As a refresher, there is a .signature block social convention among
polite people, originating on Usenet but widely observed in e-mail-based
forums as well.  It is:


o  Confine yourself to no more than four 80-character lines.  This is
  called the 'McQuary Limit', and I allude to it with the expression 
  'McQ!' in every one of my .signature blocks where there's enough 
  free character space to insert it.

  You will not be imprisoned by the Internet police for violating the 
  McQuary limit.  You'll just be quietly classified as a self-indulgent 
  jerk.  And, no, this has nothing particularly to do with 'needing to
  save bandwidth over dial-up lines' or such rot.  It's a matter of 
  avoiding being a self-indulgent jerk.  Yes, it's an arbitrary limit.
  Limits socially arrived at, that you should observe to avoid coming
  across as a self-indulgent jerk, tend to be inherently arbitrary.
  No, neither the US Constitution nor resolutions from Brooklyn  
  neighbourhood associations entitle you to scream and yell and throw
  tantrums over being classified as a self-indulgent jerk.

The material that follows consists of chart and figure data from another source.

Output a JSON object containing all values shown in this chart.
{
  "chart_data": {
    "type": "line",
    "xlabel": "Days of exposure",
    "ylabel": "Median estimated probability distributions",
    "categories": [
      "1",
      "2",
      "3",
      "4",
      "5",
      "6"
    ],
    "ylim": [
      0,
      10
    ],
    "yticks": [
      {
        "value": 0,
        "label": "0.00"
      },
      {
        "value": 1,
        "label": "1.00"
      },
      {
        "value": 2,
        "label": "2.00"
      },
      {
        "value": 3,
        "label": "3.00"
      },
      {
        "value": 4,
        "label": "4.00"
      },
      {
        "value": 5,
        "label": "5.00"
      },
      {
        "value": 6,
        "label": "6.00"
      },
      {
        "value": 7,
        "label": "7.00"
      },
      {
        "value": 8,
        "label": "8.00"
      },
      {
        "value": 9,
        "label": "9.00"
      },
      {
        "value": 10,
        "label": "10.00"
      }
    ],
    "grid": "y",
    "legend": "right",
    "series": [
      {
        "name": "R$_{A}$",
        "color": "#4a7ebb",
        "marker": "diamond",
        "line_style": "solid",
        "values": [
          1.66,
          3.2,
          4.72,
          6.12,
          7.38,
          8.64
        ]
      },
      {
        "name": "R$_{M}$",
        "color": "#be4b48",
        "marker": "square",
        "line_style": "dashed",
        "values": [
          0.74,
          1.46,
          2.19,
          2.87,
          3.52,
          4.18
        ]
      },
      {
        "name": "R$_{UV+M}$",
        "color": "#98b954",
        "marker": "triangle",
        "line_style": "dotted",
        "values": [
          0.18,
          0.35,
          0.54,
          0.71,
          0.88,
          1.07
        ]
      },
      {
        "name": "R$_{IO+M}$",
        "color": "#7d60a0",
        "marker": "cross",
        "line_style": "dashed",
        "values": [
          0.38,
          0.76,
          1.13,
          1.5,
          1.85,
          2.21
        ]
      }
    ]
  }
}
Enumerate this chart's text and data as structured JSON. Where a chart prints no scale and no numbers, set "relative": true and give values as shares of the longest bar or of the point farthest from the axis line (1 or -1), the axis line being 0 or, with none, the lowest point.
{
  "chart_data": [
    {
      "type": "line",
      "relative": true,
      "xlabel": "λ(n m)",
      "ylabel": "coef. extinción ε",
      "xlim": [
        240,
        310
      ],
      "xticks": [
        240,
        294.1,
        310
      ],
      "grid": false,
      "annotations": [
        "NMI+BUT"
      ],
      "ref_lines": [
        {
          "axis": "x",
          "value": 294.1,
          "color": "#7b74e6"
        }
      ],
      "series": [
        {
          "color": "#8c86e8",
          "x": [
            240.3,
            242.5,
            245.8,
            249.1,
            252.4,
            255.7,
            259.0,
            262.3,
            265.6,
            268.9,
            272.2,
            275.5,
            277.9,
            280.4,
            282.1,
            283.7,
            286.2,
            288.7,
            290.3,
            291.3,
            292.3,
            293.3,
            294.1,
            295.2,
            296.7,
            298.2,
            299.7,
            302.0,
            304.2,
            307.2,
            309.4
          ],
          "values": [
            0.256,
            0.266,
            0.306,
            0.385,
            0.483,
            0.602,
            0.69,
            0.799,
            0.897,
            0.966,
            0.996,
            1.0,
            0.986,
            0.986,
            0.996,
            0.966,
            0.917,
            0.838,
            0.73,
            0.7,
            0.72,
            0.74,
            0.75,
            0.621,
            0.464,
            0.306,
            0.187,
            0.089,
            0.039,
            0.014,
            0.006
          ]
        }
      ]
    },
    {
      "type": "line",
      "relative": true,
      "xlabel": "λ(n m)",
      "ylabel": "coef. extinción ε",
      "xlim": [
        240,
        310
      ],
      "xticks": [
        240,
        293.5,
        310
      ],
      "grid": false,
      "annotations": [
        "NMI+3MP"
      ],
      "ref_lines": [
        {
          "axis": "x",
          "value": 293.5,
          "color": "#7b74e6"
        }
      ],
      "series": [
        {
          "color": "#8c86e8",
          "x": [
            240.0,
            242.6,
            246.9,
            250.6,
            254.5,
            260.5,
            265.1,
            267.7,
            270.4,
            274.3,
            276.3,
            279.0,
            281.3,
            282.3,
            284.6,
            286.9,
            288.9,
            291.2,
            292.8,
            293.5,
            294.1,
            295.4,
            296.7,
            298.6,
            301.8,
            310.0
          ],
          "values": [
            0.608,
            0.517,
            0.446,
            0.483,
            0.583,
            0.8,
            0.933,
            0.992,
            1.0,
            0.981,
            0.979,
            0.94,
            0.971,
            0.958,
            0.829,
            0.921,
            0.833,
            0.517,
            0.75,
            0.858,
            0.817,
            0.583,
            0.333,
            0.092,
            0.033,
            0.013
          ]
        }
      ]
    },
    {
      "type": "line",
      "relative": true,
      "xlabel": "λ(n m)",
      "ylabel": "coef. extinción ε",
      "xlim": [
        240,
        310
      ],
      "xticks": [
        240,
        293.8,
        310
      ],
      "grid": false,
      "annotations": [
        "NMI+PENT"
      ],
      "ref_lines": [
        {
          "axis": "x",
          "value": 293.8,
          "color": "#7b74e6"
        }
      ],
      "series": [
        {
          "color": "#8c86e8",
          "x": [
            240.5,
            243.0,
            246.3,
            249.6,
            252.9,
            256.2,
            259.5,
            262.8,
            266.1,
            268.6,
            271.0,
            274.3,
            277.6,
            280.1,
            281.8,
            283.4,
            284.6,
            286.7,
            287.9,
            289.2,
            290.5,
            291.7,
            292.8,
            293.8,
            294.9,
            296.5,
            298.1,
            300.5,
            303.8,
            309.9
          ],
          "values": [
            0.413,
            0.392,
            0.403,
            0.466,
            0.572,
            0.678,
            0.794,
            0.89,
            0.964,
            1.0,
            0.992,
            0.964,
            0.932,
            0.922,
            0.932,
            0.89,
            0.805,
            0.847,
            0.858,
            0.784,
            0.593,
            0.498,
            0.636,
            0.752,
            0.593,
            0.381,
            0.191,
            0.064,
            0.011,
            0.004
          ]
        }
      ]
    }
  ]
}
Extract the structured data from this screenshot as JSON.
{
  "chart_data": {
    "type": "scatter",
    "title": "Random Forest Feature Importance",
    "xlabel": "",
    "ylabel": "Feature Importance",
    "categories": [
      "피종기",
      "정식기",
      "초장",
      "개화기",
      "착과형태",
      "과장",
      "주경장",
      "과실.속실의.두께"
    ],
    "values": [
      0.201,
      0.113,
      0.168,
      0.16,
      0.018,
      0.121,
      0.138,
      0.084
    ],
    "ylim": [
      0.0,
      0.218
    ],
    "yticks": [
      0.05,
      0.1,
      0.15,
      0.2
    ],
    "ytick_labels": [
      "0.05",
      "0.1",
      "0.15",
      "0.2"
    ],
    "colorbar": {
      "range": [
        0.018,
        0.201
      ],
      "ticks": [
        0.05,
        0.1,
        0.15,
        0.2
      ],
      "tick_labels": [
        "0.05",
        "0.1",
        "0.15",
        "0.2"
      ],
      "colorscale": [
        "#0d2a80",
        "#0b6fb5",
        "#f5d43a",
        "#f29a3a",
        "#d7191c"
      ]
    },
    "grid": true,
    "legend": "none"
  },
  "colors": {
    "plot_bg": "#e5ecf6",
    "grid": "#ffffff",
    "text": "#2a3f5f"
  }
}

o  It's considered bad manners to hurl crude and inciting propaganda
  into your 4x80 personal-expression space.  Although that's McQ-compliant, 
  you'll nonetheless be considered a self-indulgent jerk.  Because, 
  really now.

o  As a really poor choice of standard delimiter (but it's the standard
  and we're stuck with it) you / your software should always delimit
  the signature beneath the rest of your message using the following  
  three-character line, flush-left by itself (without quotation marks):
  '-- ', followed immediately by a hard return.

  Yes, an obligatory invisible trailing space character.  Ugh.

  The use of this standard delimiter ensures that readers can, if 
  they wish, auto-suppress disply of .signatures, which in turn helps
  preserve the convention that you're free to say pretty much anything
  you wish in your own .signatures (as people annoyed by them can 
  filter them out with easy standard filter mechanisms).

  Saying 'my software won't allow me to do it correctly' will earn
  you pity and a reputation as a lamer.  Saying 'My employer requires
  a mandatory 20-line legal disclaimer that I'm not allowed to change',
  ditto.

  Saying .signature size limits are now obsolete and applicable only
  on Usenet and BBSes will get you roundly mocked as _a fortiori_ a
  self-indulgent jerk.


Our on-again, off-again contributor from Brooklyn elects to kick to the
curb the first two of those three courtesy guidelines in his ludicrously
long and loudly ideological .signature block underneath  Every.  Single.
Post.

Pro-tip:  Don't bother to tell him he's being a self-indulgent jerk by
so doing, unless you really wish to receive about ten separate long
e-mails of self-justification that are all about him.